Total RNA was extracted from the placenta using an RNeasy Mini Kit (QIAGEN Science, Hilden, Germany), and reverse transcription was performed using a PrimeScriptTM II 1st strand cDNA Synthesis Kit (Takara Biochemicals, Kyoto, Japan) according to the manufacturer’s instructions. For quantitative RT-PCR, the converted cDNA samples (2 µL) were amplified in triplicate in a real-time PCR machine (CFX Connect, BioRad, Hercules, CA, USA) in a final volume of 10 µL using SsoFast EvaGreen Supermix reagent (BioRad, Hercules, CA, USA) with gene-specific primers. (Table 2) Melting curve analysis was performed with CFX Manager software (BioRad, Hercules, CA, USA), and the mean cycle threshold (Ct) values were used to calculate gene expression with normalization to human GAPDH.

Table 2 Specific primers for quantitative real-time RT-PCR amplifications.
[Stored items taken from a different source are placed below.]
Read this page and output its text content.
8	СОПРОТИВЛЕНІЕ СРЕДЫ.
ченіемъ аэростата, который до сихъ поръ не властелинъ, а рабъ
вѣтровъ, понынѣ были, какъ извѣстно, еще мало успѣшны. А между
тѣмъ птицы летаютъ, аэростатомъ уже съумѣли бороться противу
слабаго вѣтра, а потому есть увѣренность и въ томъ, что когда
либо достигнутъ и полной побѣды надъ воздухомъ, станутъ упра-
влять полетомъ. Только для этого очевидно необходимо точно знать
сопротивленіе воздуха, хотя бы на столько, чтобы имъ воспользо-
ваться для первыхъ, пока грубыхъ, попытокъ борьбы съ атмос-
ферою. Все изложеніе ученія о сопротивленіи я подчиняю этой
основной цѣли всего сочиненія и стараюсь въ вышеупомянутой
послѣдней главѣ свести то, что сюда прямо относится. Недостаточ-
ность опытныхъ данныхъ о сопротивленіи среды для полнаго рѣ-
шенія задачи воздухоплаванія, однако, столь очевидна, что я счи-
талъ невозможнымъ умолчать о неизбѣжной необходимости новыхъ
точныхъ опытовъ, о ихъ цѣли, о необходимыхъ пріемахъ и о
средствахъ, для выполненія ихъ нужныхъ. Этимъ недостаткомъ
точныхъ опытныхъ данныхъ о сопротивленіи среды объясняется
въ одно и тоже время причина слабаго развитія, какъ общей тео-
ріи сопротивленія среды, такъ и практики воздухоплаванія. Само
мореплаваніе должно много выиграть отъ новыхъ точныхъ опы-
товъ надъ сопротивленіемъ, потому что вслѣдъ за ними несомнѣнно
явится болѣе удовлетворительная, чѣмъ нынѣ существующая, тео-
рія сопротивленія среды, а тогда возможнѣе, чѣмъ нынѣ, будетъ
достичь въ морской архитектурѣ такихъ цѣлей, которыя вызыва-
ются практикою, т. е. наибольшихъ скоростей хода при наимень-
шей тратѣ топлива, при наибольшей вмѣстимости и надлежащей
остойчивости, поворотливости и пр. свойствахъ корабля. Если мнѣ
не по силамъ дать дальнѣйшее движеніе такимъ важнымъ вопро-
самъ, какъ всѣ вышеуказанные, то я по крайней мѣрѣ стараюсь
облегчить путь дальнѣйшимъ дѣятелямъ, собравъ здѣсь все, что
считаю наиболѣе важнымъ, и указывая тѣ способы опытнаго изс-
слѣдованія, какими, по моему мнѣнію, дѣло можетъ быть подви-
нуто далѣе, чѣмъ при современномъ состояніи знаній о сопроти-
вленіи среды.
Histological assessment of uterine leiomyoma

For immunofluorescence, tissues were embedded in OCT compound (SAKURA, Tokyo, Japan) and snap-frozen in liquid nitrogen. Frozen cross sections that were 6 µm in thickness were mounted on saline-coated glass slides. After fixation in 2% PFA/PBS for 15 minutes at 4 °C, the sections were stained with primary antibodies against the following: α smooth muscle actin (Abcam, 1:200), SM22α (Abcam, 1:200), and caldesmon (Abcam, 1:50) for the assessment of smooth muscle cells, non-muscle myosin IIB (SMemb, Abcam, 1:100) for the assessment of synthetic/dedifferentiated smooth muscle cell and myofibroblast, FITC-isolectin B4 (Vector, 1:100) for the assessment of endothelial cells, estrogen receptor α (ERα, Santa Cruz Biotechnology, 1:100), progesterone receptor (PR, Dako, 1:100), Ki67 (Abcam, 1:200) for the assessment of proliferating cells, human mitochondrial ribosomal protein L11 (Abcam, 1:100) for human tissue-derived cells, and 4′,6-diamidino-2-phenylindole (DAPI: Wako Pure Chemical Industries Ltd., Osaka, Japan) to label the nuclei. Antigens were visualized with the secondary antibodies Alexa488-/Alexa594-conjugated anti mouse/rabbit IgG (BioLegend, 1:1000) and were observed under a fluorescence microscope (KEYENCE BZ-X700, Osaka, Japan). The ERα-, PR-, and Ki67-positive cells were counted in 5 selected high power fields (HPF, x100 magnification) using the ImageJ (NIH, Bethesda, MD, USA) software and were averaged for quantitative analysis.

Statistical Analysis

All values are presented as the mean ± SEM. Statistical comparisons between 2 groups were performed by Mann-Whitney U test. Multiple groups were analysed by one-way ANOVA followed by an appropriate post hoc test (Tukey procedure) to determine statistical significance. All in vitro experiments were performed at least in triplicate and were then analysed. The authors had full access to the data and take full responsibility for its integrity. All authors have read and agree to the manuscript as written.